20 January 2025

Immunotherapy based on natural killer (NK) cells is showing promise in early trials involving patients with lymphoma, researchers have reported.

The CAR-NK immunotherapy, called FT596, is easier to manufacture than CAR-T treatment, as it generated from a single induced pluripotent stem cell line, instead of from the patients’ own cells.

The CAR-NK therapy is also able to target disease in two different ways, which the researchers say will reduce the chances of tumour resistance to the therapy.

The treatment has been tested in a phase 1 trial involving 86 patients with B-cell lymphoma, being treated at nine centres in the USA. 18 patients received CAR-NK cells on their own, while the remainder received the treatment in combination with rituximab.

The study found that patients tolerated high doses of treatment, but ten patients suffered low-grade cytokine release syndrome. There was no neurotoxicity, the researchers have reported in The Lancet.

The researchers found that 85% of patients with follicular lymphoma experienced a complete response to the treatment – and this lasted on average nearly 17 months.

What’s more, among 20 patients with disease that had relapsed or progressed after CAR-T cell therapy, 30% of these achieved complete remission, according to the report.

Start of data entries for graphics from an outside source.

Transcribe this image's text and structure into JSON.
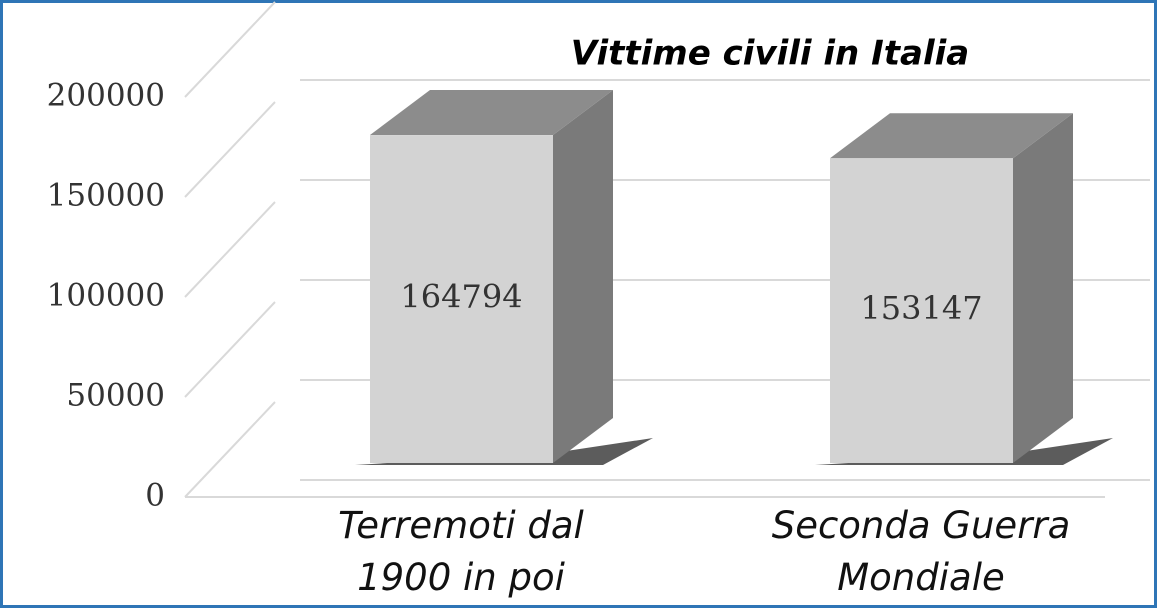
{
  "chart_data": {
    "type": "bar3d",
    "title": "Vittime civili in Italia",
    "categories": [
      "Terremoti dal 1900 in poi",
      "Seconda Guerra Mondiale"
    ],
    "values": [
      164794,
      153147
    ],
    "color": "#d3d3d3",
    "ylim": [
      0,
      200000
    ],
    "yticks": [
      0,
      50000,
      100000,
      150000,
      200000
    ],
    "grid": true
  }
}
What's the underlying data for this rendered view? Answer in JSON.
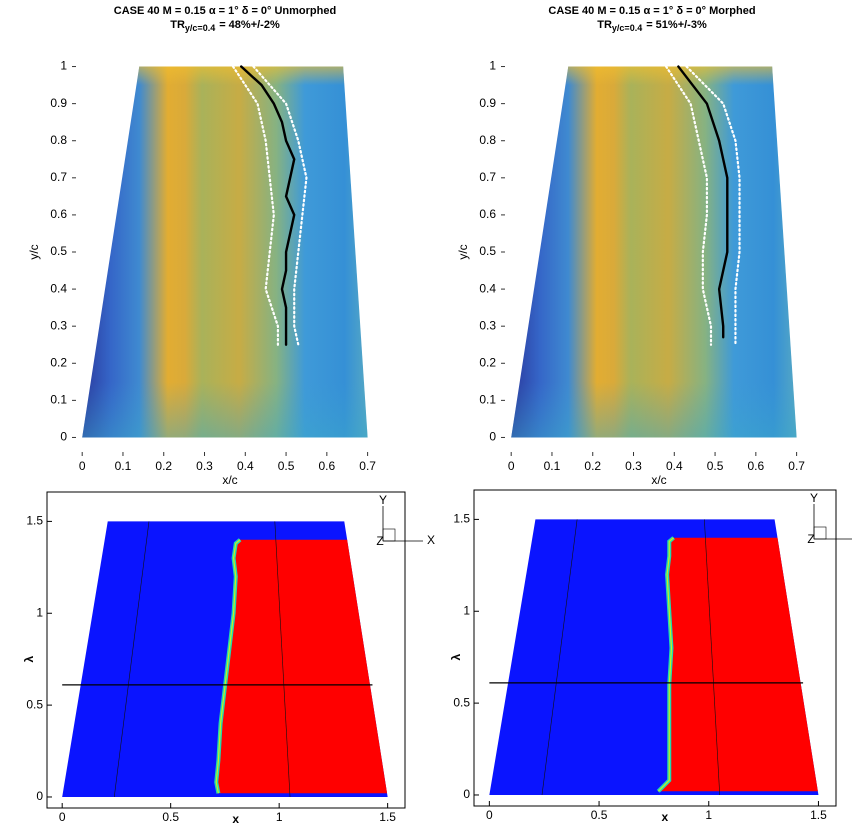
{
  "chart_data": [
    {
      "type": "transition-map",
      "title": "CASE  40  M = 0.15  α = 1°  δ = 0°  Unmorphed",
      "subtitle": "TR",
      "subtitle_subscript": "y/c=0.4",
      "subtitle_value": "= 48%+/-2%",
      "xlabel": "x/c",
      "ylabel": "y/c",
      "xlim": [
        -0.025,
        0.75
      ],
      "ylim": [
        -0.05,
        1.05
      ],
      "xticks": [
        0,
        0.1,
        0.2,
        0.3,
        0.4,
        0.5,
        0.6,
        0.7
      ],
      "yticks": [
        0,
        0.1,
        0.2,
        0.3,
        0.4,
        0.5,
        0.6,
        0.7,
        0.8,
        0.9,
        1
      ],
      "series": [
        {
          "color": "#ffffff",
          "line_style": "dotted",
          "y": [
            1,
            0.9,
            0.8,
            0.7,
            0.6,
            0.5,
            0.4,
            0.3,
            0.25
          ],
          "x": [
            0.37,
            0.43,
            0.45,
            0.46,
            0.47,
            0.46,
            0.45,
            0.48,
            0.48
          ]
        },
        {
          "color": "#ffffff",
          "line_style": "dotted",
          "y": [
            1,
            0.9,
            0.8,
            0.7,
            0.6,
            0.5,
            0.4,
            0.3,
            0.25
          ],
          "x": [
            0.42,
            0.5,
            0.53,
            0.55,
            0.54,
            0.53,
            0.52,
            0.52,
            0.53
          ]
        },
        {
          "color": "#000000",
          "line_style": "solid",
          "y": [
            1,
            0.95,
            0.9,
            0.85,
            0.8,
            0.75,
            0.7,
            0.65,
            0.6,
            0.55,
            0.5,
            0.45,
            0.4,
            0.35,
            0.3,
            0.25
          ],
          "x": [
            0.39,
            0.44,
            0.47,
            0.49,
            0.5,
            0.52,
            0.51,
            0.5,
            0.52,
            0.51,
            0.5,
            0.5,
            0.49,
            0.5,
            0.5,
            0.5
          ]
        }
      ]
    },
    {
      "type": "transition-map",
      "title": "CASE  40  M = 0.15  α = 1°  δ = 0°  Morphed",
      "subtitle": "TR",
      "subtitle_subscript": "y/c=0.4",
      "subtitle_value": "= 51%+/-3%",
      "xlabel": "x/c",
      "ylabel": "y/c",
      "xlim": [
        -0.025,
        0.75
      ],
      "ylim": [
        -0.05,
        1.05
      ],
      "xticks": [
        0,
        0.1,
        0.2,
        0.3,
        0.4,
        0.5,
        0.6,
        0.7
      ],
      "yticks": [
        0,
        0.1,
        0.2,
        0.3,
        0.4,
        0.5,
        0.6,
        0.7,
        0.8,
        0.9,
        1
      ],
      "series": [
        {
          "color": "#ffffff",
          "line_style": "dotted",
          "y": [
            1,
            0.9,
            0.8,
            0.7,
            0.6,
            0.5,
            0.4,
            0.3,
            0.25
          ],
          "x": [
            0.38,
            0.44,
            0.46,
            0.48,
            0.48,
            0.47,
            0.47,
            0.49,
            0.49
          ]
        },
        {
          "color": "#ffffff",
          "line_style": "dotted",
          "y": [
            1,
            0.9,
            0.8,
            0.7,
            0.6,
            0.5,
            0.4,
            0.3,
            0.25
          ],
          "x": [
            0.43,
            0.52,
            0.55,
            0.56,
            0.56,
            0.56,
            0.55,
            0.55,
            0.55
          ]
        },
        {
          "color": "#000000",
          "line_style": "solid",
          "y": [
            1,
            0.9,
            0.8,
            0.7,
            0.6,
            0.5,
            0.4,
            0.3,
            0.27
          ],
          "x": [
            0.41,
            0.48,
            0.51,
            0.53,
            0.53,
            0.53,
            0.51,
            0.52,
            0.52
          ]
        }
      ]
    },
    {
      "type": "contour",
      "xlabel": "x",
      "ylabel": "λ",
      "xlim": [
        -0.07,
        1.58
      ],
      "ylim": [
        -0.06,
        1.66
      ],
      "xticks": [
        0,
        0.5,
        1,
        1.5
      ],
      "yticks": [
        0,
        0.5,
        1,
        1.5
      ],
      "triad": [
        "Y",
        "X",
        "Z"
      ],
      "section_y": 0.61,
      "series": [
        {
          "color": "#ff0000",
          "y": [
            0.02,
            0.08,
            0.2,
            0.4,
            0.6,
            0.8,
            1.0,
            1.2,
            1.3,
            1.38,
            1.4
          ],
          "x": [
            0.72,
            0.71,
            0.72,
            0.73,
            0.75,
            0.77,
            0.79,
            0.8,
            0.79,
            0.8,
            0.82
          ]
        }
      ]
    },
    {
      "type": "contour",
      "xlabel": "x",
      "ylabel": "λ",
      "xlim": [
        -0.07,
        1.58
      ],
      "ylim": [
        -0.06,
        1.66
      ],
      "xticks": [
        0,
        0.5,
        1,
        1.5
      ],
      "yticks": [
        0,
        0.5,
        1,
        1.5
      ],
      "triad": [
        "Y",
        "Z"
      ],
      "section_y": 0.61,
      "series": [
        {
          "color": "#ff0000",
          "y": [
            0.02,
            0.08,
            0.2,
            0.4,
            0.6,
            0.8,
            1.0,
            1.2,
            1.3,
            1.38,
            1.4
          ],
          "x": [
            0.77,
            0.82,
            0.82,
            0.82,
            0.82,
            0.83,
            0.82,
            0.81,
            0.82,
            0.82,
            0.84
          ]
        }
      ]
    }
  ]
}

Study leader Professor Armin Ghobadi, from Washington University School of Medicine, said: “In patients with follicular lymphoma, FT596 has shown comparable efficacy to the three FDA-approved CAR-T cell therapies, but with significantly reduced toxicity.

“For patients with large B-cell lymphoma who undergo FDA-approved CAR-T cell therapy, approximately 60% experience a relapse. These patients have very limited treatment options, and most survive only a few months. This study demonstrates that nearly half of these patients could achieve another complete or partial remission with FT596, representing a significant improvement.”

Source:

Ghobadi A, Bachanova V, Patel K, Park JH, Flinn I, Riedell PA, Bachier C, Diefenbach CS, Wong C, Bickers C, Wong L, Patel D, Goodridge J, Denholt M, Valamehr B, Elstrom RL, Strati P. (2025) “Induced pluripotent stem-cell-derived CD19-directed chimeric antigen receptor natural killer cells in B-cell lymphoma: a phase 1, first-in-human trial.” Lancet, 9 January 2025, doi: 10.1016/S0140-6736(24)02462-0.